Литературная классика в соблазне экранизаций. Столетие перевоплощений — страница 70 из 134

[323]. Благополучного исхода для героини автор не видел ни в каком случае, правда, в поздних вариантах романа Анна и Вронский стали выглядеть благороднее, возвышеннее, привлекательнее, даже красивее. Автор, кажется, сильно привязался к своим героям и даже стал сочувствовать их несчастной любовной связи.

Защитники «свободы чувств» никак не могли понять, почему мучается Анна, почему она так расстроена и угнетена. Приверженцы революционного лагеря упрекали героиню не за то, что она оставила нелюбимого мужа, а за то, что всецело поглощена борьбой за личное счастье, в то время как передовые русские женщины (Вера Фигнер, Софья Перовская, Анна Корвин-Круковская и другие) поставили крест на личном счастье и посвятили себя борьбе за счастье народа.

Уже через четыре месяца от начала печатания «Русский вестник» счел необходимым разъяснить свое отношение к журнальной новинке. В статье «По поводу нового романа гр. Толстого», подписанной буквой «А» (ее автором был Василий Григорьевич Авсеенко, критик и романист катковского круга), утверждалось, что «Анна Каренина» – это, прежде всего, великосветский роман, а сам Толстой – художник, принадлежащий к школе чистого искусства.

Критик, превознося романиста, восторгаясь сценой бала и множеством великосветских лиц[324], будто бросал вызов журналистике противоположного толка – и радикальная пресса разразилась негодующими оценками, из года в год не снижая градуса негодования.

Петр Никитич Ткачев, критик и публицист демократического журнала «Дело», требовавший от произведений литературы прежде всего высокой идейности и общественной значимости, в статье 1875 года сердито осудил автора «Анны Карениной» прежде всего за его героев. «Все герои романа, все эти Левины, Вронские, Облонские, Анны Каренины, Долли, Кити – обеспеченные материальным довольством субъекты, для которых вследствие склада их воспитания, а также довольно ограниченного нравственного и умственного развития главная и существенная “злоба дня” заключается в их половых отношениях, влечениях и интересах, в горе и радостях, связанных с этими интересами». Все лица романа, по мнению Ткачева, пусты и бессодержательны, автор же, не смущаясь пошлостью и пустотой изображаемого им мира, тратит свое дарование на совершенно вздорное и даже, если хотите, растленное содержание[325].

Спустя три года Ткачев лишь ужесточил свое отношение к «Анне Карениной», увидев в романе образец «салонного художества», «новейшую эпопею барских амуров». Статья Ткачева 1878 года так и называлась – «Салонное художество»[326], о котором критик говорил с неподдельным отвращением. Он и Толстого назвал человеком салона. «Толстой знает свою публику и умеет ублажать ее вкусы. Он знает, что она не только любит заниматься амурными похождениями, не только любит хорошо поесть, попить и покутить, но любит также, чтобы ей рассказывали об ее амурах, обедах и кутежах как можно поэтичнее и увлекательнее… Желая подделаться под вкус своей публики, не щадит ни времени, ни труда. Посмотрите, с какой любовью он занимается воспроизведением картинок великосветских балов, обедов, попоек, скачек! Посмотрите, как он распинает себя ради искусства идеализировать, насколько возможно, амурные похождения и интрижки своих салонных приятелей!».

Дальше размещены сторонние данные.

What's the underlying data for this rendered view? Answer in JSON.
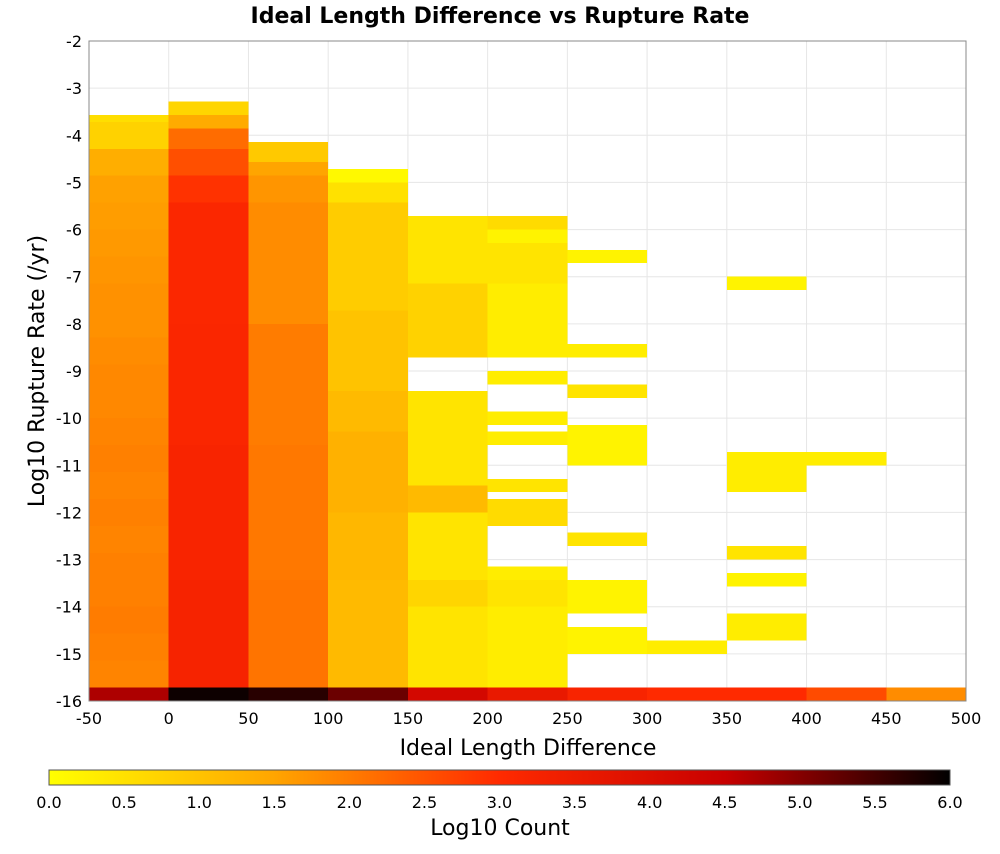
{
  "chart_data": {
    "type": "heatmap",
    "title": "Ideal Length Difference vs Rupture Rate",
    "xlabel": "Ideal Length Difference",
    "ylabel": "Log10 Rupture Rate (/yr)",
    "xlim": [
      -50,
      500
    ],
    "ylim": [
      -16,
      -2
    ],
    "x_ticks": [
      "-50",
      "0",
      "50",
      "100",
      "150",
      "200",
      "250",
      "300",
      "350",
      "400",
      "450",
      "500"
    ],
    "y_ticks": [
      "-2",
      "-3",
      "-4",
      "-5",
      "-6",
      "-7",
      "-8",
      "-9",
      "-10",
      "-11",
      "-12",
      "-13",
      "-14",
      "-15",
      "-16"
    ],
    "x_bin_width": 50,
    "y_bin_height": 0.2857,
    "grid": true,
    "color_scale": {
      "label": "Log10 Count",
      "range": [
        0.0,
        6.0
      ],
      "ticks": [
        "0.0",
        "0.5",
        "1.0",
        "1.5",
        "2.0",
        "2.5",
        "3.0",
        "3.5",
        "4.0",
        "4.5",
        "5.0",
        "5.5",
        "6.0"
      ],
      "stops": [
        "#ffff00",
        "#ffa500",
        "#ff2a00",
        "#c80000",
        "#000000"
      ]
    },
    "series": [
      {
        "x": -50,
        "bins": [
          {
            "y": [
              -16.0,
              -15.714
            ],
            "count": 4.7
          },
          {
            "y": [
              -15.714,
              -15.143
            ],
            "count": 1.9
          },
          {
            "y": [
              -15.143,
              -14.571
            ],
            "count": 1.95
          },
          {
            "y": [
              -14.571,
              -14.0
            ],
            "count": 2.0
          },
          {
            "y": [
              -14.0,
              -13.429
            ],
            "count": 1.95
          },
          {
            "y": [
              -13.429,
              -12.857
            ],
            "count": 1.95
          },
          {
            "y": [
              -12.857,
              -12.286
            ],
            "count": 1.9
          },
          {
            "y": [
              -12.286,
              -11.714
            ],
            "count": 1.95
          },
          {
            "y": [
              -11.714,
              -11.143
            ],
            "count": 1.9
          },
          {
            "y": [
              -11.143,
              -10.571
            ],
            "count": 1.95
          },
          {
            "y": [
              -10.571,
              -10.0
            ],
            "count": 1.9
          },
          {
            "y": [
              -10.0,
              -9.429
            ],
            "count": 1.85
          },
          {
            "y": [
              -9.429,
              -8.857
            ],
            "count": 1.85
          },
          {
            "y": [
              -8.857,
              -8.286
            ],
            "count": 1.8
          },
          {
            "y": [
              -8.286,
              -7.714
            ],
            "count": 1.75
          },
          {
            "y": [
              -7.714,
              -7.143
            ],
            "count": 1.75
          },
          {
            "y": [
              -7.143,
              -6.571
            ],
            "count": 1.7
          },
          {
            "y": [
              -6.571,
              -6.0
            ],
            "count": 1.65
          },
          {
            "y": [
              -6.0,
              -5.429
            ],
            "count": 1.6
          },
          {
            "y": [
              -5.429,
              -4.857
            ],
            "count": 1.55
          },
          {
            "y": [
              -4.857,
              -4.286
            ],
            "count": 1.35
          },
          {
            "y": [
              -4.286,
              -3.714
            ],
            "count": 0.75
          },
          {
            "y": [
              -3.714,
              -3.571
            ],
            "count": 0.55
          }
        ]
      },
      {
        "x": 0,
        "bins": [
          {
            "y": [
              -16.0,
              -15.714
            ],
            "count": 5.9
          },
          {
            "y": [
              -15.714,
              -13.429
            ],
            "count": 3.25
          },
          {
            "y": [
              -13.429,
              -10.571
            ],
            "count": 3.2
          },
          {
            "y": [
              -10.571,
              -8.0
            ],
            "count": 3.15
          },
          {
            "y": [
              -8.0,
              -5.429
            ],
            "count": 3.1
          },
          {
            "y": [
              -5.429,
              -4.857
            ],
            "count": 2.9
          },
          {
            "y": [
              -4.857,
              -4.286
            ],
            "count": 2.55
          },
          {
            "y": [
              -4.286,
              -3.857
            ],
            "count": 2.2
          },
          {
            "y": [
              -3.857,
              -3.571
            ],
            "count": 1.4
          },
          {
            "y": [
              -3.571,
              -3.286
            ],
            "count": 0.7
          }
        ]
      },
      {
        "x": 50,
        "bins": [
          {
            "y": [
              -16.0,
              -15.714
            ],
            "count": 5.7
          },
          {
            "y": [
              -15.714,
              -13.429
            ],
            "count": 2.1
          },
          {
            "y": [
              -13.429,
              -10.571
            ],
            "count": 2.05
          },
          {
            "y": [
              -10.571,
              -8.0
            ],
            "count": 2.0
          },
          {
            "y": [
              -8.0,
              -5.429
            ],
            "count": 1.8
          },
          {
            "y": [
              -5.429,
              -4.857
            ],
            "count": 1.7
          },
          {
            "y": [
              -4.857,
              -4.571
            ],
            "count": 1.5
          },
          {
            "y": [
              -4.571,
              -4.143
            ],
            "count": 0.9
          }
        ]
      },
      {
        "x": 100,
        "bins": [
          {
            "y": [
              -16.0,
              -15.714
            ],
            "count": 5.2
          },
          {
            "y": [
              -15.714,
              -13.429
            ],
            "count": 1.15
          },
          {
            "y": [
              -13.429,
              -12.0
            ],
            "count": 1.2
          },
          {
            "y": [
              -12.0,
              -10.286
            ],
            "count": 1.3
          },
          {
            "y": [
              -10.286,
              -9.429
            ],
            "count": 1.15
          },
          {
            "y": [
              -9.429,
              -7.714
            ],
            "count": 1.0
          },
          {
            "y": [
              -7.714,
              -5.429
            ],
            "count": 0.85
          },
          {
            "y": [
              -5.429,
              -5.0
            ],
            "count": 0.5
          },
          {
            "y": [
              -5.0,
              -4.714
            ],
            "count": 0.1
          }
        ]
      },
      {
        "x": 150,
        "bins": [
          {
            "y": [
              -16.0,
              -15.714
            ],
            "count": 4.2
          },
          {
            "y": [
              -15.714,
              -14.0
            ],
            "count": 0.45
          },
          {
            "y": [
              -14.0,
              -13.429
            ],
            "count": 0.7
          },
          {
            "y": [
              -13.429,
              -12.0
            ],
            "count": 0.45
          },
          {
            "y": [
              -12.0,
              -11.429
            ],
            "count": 1.15
          },
          {
            "y": [
              -11.429,
              -9.429
            ],
            "count": 0.45
          },
          {
            "y": [
              -8.714,
              -7.143
            ],
            "count": 0.75
          },
          {
            "y": [
              -7.143,
              -5.714
            ],
            "count": 0.45
          }
        ]
      },
      {
        "x": 200,
        "bins": [
          {
            "y": [
              -16.0,
              -15.714
            ],
            "count": 3.6
          },
          {
            "y": [
              -15.714,
              -14.0
            ],
            "count": 0.3
          },
          {
            "y": [
              -14.0,
              -13.429
            ],
            "count": 0.45
          },
          {
            "y": [
              -13.429,
              -13.143
            ],
            "count": 0.3
          },
          {
            "y": [
              -12.286,
              -11.714
            ],
            "count": 0.6
          },
          {
            "y": [
              -11.571,
              -11.286
            ],
            "count": 0.45
          },
          {
            "y": [
              -10.571,
              -10.286
            ],
            "count": 0.3
          },
          {
            "y": [
              -10.143,
              -9.857
            ],
            "count": 0.3
          },
          {
            "y": [
              -9.286,
              -9.0
            ],
            "count": 0.3
          },
          {
            "y": [
              -8.714,
              -7.143
            ],
            "count": 0.3
          },
          {
            "y": [
              -7.143,
              -6.286
            ],
            "count": 0.45
          },
          {
            "y": [
              -6.286,
              -6.0
            ],
            "count": 0.2
          },
          {
            "y": [
              -6.0,
              -5.714
            ],
            "count": 0.6
          }
        ]
      },
      {
        "x": 250,
        "bins": [
          {
            "y": [
              -16.0,
              -15.714
            ],
            "count": 3.2
          },
          {
            "y": [
              -15.0,
              -14.429
            ],
            "count": 0.2
          },
          {
            "y": [
              -14.143,
              -13.429
            ],
            "count": 0.2
          },
          {
            "y": [
              -12.714,
              -12.429
            ],
            "count": 0.45
          },
          {
            "y": [
              -11.0,
              -10.143
            ],
            "count": 0.2
          },
          {
            "y": [
              -9.571,
              -9.286
            ],
            "count": 0.45
          },
          {
            "y": [
              -8.714,
              -8.429
            ],
            "count": 0.3
          },
          {
            "y": [
              -6.714,
              -6.429
            ],
            "count": 0.2
          }
        ]
      },
      {
        "x": 300,
        "bins": [
          {
            "y": [
              -16.0,
              -15.714
            ],
            "count": 3.0
          },
          {
            "y": [
              -15.0,
              -14.714
            ],
            "count": 0.3
          }
        ]
      },
      {
        "x": 350,
        "bins": [
          {
            "y": [
              -16.0,
              -15.714
            ],
            "count": 3.0
          },
          {
            "y": [
              -14.714,
              -14.143
            ],
            "count": 0.3
          },
          {
            "y": [
              -13.571,
              -13.286
            ],
            "count": 0.2
          },
          {
            "y": [
              -13.0,
              -12.714
            ],
            "count": 0.45
          },
          {
            "y": [
              -11.571,
              -10.714
            ],
            "count": 0.3
          },
          {
            "y": [
              -7.286,
              -7.0
            ],
            "count": 0.2
          }
        ]
      },
      {
        "x": 400,
        "bins": [
          {
            "y": [
              -16.0,
              -15.714
            ],
            "count": 2.6
          },
          {
            "y": [
              -11.0,
              -10.714
            ],
            "count": 0.3
          }
        ]
      },
      {
        "x": 450,
        "bins": [
          {
            "y": [
              -16.0,
              -15.714
            ],
            "count": 1.8
          }
        ]
      }
    ]
  }
}
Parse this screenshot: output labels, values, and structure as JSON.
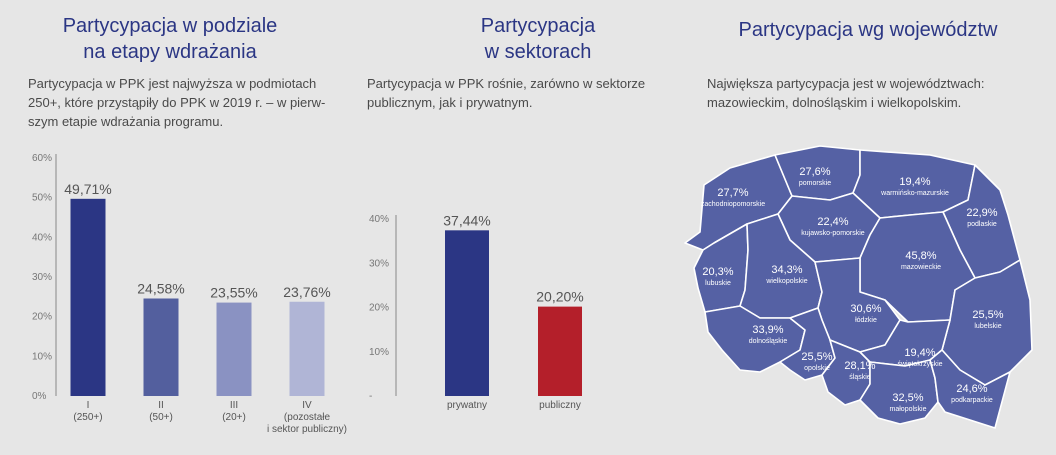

Статья заканчивалась призывом: «О, салонные беллетристы, ну что бы вам, вместо того чтобы заниматься живописанием салонного разврата, походить за сохой в знойный летний день или повозить тачку с песком часов 12 в сутки! Сколько новых, неожиданных наслаждений вы испытали бы!»

Теоретика народничества критика Н. К. Михайловского поразили два факта: «чрезвычайный интерес к благоуханным и блестящим сферам» и «этот Вронский, центавр какой-то, в котором не разберешь, где кончается превосходный кровный жеребец и где начинается человек, “доступный благородным чувствам и романтическим порываниям”»[327]. Михайловский хотел бы видеть в романе Толстого или полное презрение к «благоуханному» миру, или же явственные и резко сатирических ноты.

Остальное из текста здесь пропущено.